Come si difende l’Italia dal terrorismo? Il premier Gentiloni illustra i risultato dello studio governativo sullo jihadismo. Ecco come l’Italia si difende dagli attacchi terroristici.
La radicalizzazione del terrorismo proviene principalmente dalle carceri e dal web. Queste le dichiarazioni del premier Paolo Gentiloni, che ha presentato in conferenza stampa le conclusioni a cui è giunta la commissione di studio sullo jihadismo e sulla radicalizzazione, guidata da Lorenzo Vidino.
Le dichiarazioni di Gentiloni arrivano dopo una riunione insieme alla commissione e con Marco Minniti, ministro degli Interni del governo Gentiloni.
Sarebbero il web e le carceri i luoghi in cui si verificano maggiormente fenomeni di radicalizzazione, oggi più che in passato e soprattutto più che in altri luoghi.
E proprio da qui, secondo il premier Gentiloni, dovrebbero partire le misure di prevenzione necessarie a prevenire il fenomeno, anche se non vanno esclusi altri luoghi vista la varietà ed eterogeneità del fenomeno.
Terrorismo: come l’Italia si difende dagli attacchi
I risultati della commissione di studio sullo jihadismo e sulla radicalizzazione, dunque, hanno portato alla luce il fatto che la radicalizzazione avviene soprattutto sul web e nelle carceri.
Il lavoro del governo va nella direzione di operare proprio in questi ambienti per la prevenzione del fenomeno del terrorismo e della radicalizzazione.
Il premier Gentiloni ha anche specificato anche che il fenomeno della radicalizzazione in Italia è meno diffuso che in altri paesi, ma che questo non può essere un fattore che ci spinge a sottovalutare il problema del terrorismo dell’ISIS e dei foreign fighters.

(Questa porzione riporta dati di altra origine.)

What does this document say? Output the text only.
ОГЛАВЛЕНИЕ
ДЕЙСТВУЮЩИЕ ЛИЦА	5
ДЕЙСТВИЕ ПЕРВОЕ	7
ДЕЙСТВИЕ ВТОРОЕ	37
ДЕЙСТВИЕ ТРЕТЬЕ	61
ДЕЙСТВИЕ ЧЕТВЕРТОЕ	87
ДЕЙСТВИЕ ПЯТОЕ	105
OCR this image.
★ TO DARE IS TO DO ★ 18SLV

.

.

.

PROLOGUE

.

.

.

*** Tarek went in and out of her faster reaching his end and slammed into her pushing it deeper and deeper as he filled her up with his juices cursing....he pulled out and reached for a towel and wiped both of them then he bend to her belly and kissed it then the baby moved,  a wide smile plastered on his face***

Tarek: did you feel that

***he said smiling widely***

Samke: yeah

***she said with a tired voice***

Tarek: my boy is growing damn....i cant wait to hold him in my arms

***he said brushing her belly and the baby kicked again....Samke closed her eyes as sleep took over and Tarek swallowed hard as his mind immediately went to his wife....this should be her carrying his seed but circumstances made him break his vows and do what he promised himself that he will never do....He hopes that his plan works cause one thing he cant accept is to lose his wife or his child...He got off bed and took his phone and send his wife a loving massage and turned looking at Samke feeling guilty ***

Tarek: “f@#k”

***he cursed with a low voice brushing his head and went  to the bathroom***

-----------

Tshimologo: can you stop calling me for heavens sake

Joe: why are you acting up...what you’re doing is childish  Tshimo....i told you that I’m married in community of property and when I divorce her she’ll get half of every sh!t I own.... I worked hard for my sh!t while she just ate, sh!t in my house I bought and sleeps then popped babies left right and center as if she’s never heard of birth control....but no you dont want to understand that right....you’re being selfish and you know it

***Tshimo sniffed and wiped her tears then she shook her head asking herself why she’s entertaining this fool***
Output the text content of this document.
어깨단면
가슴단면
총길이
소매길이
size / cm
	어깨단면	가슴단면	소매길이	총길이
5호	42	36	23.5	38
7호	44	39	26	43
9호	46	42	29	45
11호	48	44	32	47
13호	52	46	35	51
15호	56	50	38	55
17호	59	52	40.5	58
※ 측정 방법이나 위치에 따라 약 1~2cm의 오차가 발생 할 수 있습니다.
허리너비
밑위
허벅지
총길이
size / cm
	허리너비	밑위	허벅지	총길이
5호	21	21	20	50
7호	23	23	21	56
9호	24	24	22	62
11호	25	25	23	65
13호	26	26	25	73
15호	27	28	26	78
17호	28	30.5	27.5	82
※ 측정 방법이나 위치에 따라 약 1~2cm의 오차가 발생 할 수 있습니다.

Lo sforzo del governo si concentra in due direzioni: la creazione di politiche migratorie più efficaci per rispondere all’emergenza migranti, che mettano insieme accoglienza e attitudine umanitaria, ma anche una politica severa ed efficace nei rimpatri.
In Italia, infatti, il sistema di accoglienza dei migranti è ancora caratterizzato da molti problemi, evidenza questa dimostrata anche dai fatti di Cona, in provincia di Venezia.
Il premier Gentiloni, però, ci tiene a sottolineare che rifiuta equazioni fra migrazione e terrorismo, che sono improprie.
Il lavoro della commissione, durato quattro mesi, è stato organico e utile a capire il fenomeno, per questo - specifica il ministro Minniti - è necessario che continui.
"Abbiamo di fronte un fenomeno che io chiamo il ’malware del terrore’, di fronte al quale dobbiamo costruire una rete protettiva”, continua Minniti nel suo intervento durante la conferenza.
La commissione, che doveva durare solo 120 giorni ed era stata istituita a settembre di quest’anno, continuerà a lavorare perché il fenomeno è ampio e in continuo cambiamento ed è necessario continuare a studiarlo.
Terrorismo: la situazione italiana
In Italia il fenomeno della radicalizzazione è meno diffuso rispetto ad altri paesi e il numero di jihadisti provenienti dall’Italia è di poco superiore a 100.
Ciò perché in Italia il fenomeno è in ritardo di cinque o dieci anni rispetto al resto dell’Europa e non abbiamo, dunque, seconde o terze generazioni di mussulmani. Queste le precisazioni di Lorenzo Vidino
Il ritardo dell’Italia permette di lavorare su politiche di de-radicalizzazione e di integrazione, in modo da prevenire la radicalizzazione e, dunque, ridurre fenomeni terroristici.
Il messaggio dell’ISIS, infatti, va contrastato sia sul web che con azioni di ingaggio positivo sul territorio, con il lavoro congiunto del mondo della scuola, dell’associazionismo, della comunità islamica in Italia e della società civile tutta.
L’attività di prevenzione e contrasto del terrorismo, dunque, non può essere solo prerogativa delle unità antiterrorismo (che in Italia svolgono un buon lavoro), ma uno sforzo collettivo che aumenti l’integrazione e riduca fenomeni di isolamento e emarginazione.